In the worst case, if your batteries are not turned off and your luggage makes it onto your connecting plane’s cargo hold. The batteries might catch fire because of some defect, ultimately causing the plane to go down or, even worse killing everyone onboard. Therefore, be more careful not to cause the worst scenario in real life.
Frequently Asked Questions (FAQs):
Why are batteries not allowed in checked luggage?
Mainly, because of safety concerns, uninstalled lithium-ion batteries are not allowed.
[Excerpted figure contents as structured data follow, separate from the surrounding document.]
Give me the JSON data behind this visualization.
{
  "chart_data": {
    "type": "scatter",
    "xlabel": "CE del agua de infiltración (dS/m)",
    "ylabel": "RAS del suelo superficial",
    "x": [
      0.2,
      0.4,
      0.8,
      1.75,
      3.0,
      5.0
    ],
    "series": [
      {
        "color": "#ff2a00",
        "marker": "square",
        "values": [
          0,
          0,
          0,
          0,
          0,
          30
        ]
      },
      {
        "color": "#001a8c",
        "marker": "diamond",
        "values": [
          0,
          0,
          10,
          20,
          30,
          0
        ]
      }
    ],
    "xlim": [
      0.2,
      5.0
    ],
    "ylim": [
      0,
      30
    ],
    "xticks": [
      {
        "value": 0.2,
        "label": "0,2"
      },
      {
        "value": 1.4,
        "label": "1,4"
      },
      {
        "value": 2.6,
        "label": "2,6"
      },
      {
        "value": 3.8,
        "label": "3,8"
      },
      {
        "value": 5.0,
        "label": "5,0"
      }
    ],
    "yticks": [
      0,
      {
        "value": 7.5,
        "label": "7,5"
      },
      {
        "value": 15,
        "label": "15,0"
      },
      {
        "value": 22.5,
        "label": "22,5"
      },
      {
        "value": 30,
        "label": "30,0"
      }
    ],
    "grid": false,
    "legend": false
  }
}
If carried on checked baggage, those might catch fire due to short circuits or overheating.
What batteries are not allowed on planes?
Along with spare or uninstalled lithium batteries, wet batteries, car batteries, or spillable batteries are also not permitted to carry on a plane.
In cases of using any of those batteries for powering a scooter or wheelchair, you are allowed but have to inform the authority earlier.
Does TSA allow batteries in carry-on?
Yes, besides uninstalled or spare lithium batteries, most commonly used daily household batteries are allowed by TSA.
What happens if you bring batteries on a plane?
If your carry-on bag goes through the checking formalities at the gate or in the boarding, spare lithium batteries, electronic cigarettes, or vaping devices will be removed from your bag, and you will need to keep them with you in the aircraft cabin.
Can you put batteries in checked luggage?
Yes, common household AA, AAA, C, and D batteries are allowed in both carry-on bags and checked-in luggage.
Often people get confused about whether they are allowed to bring certain batteries of daily used electronics devices. So, I have tried to clear the whole confusion with my answer to the question- can you bring batteries on a plane in this article.
Hopefully, all your confusions about what batteries are allowed on planes or how to carry them onboard are clear now.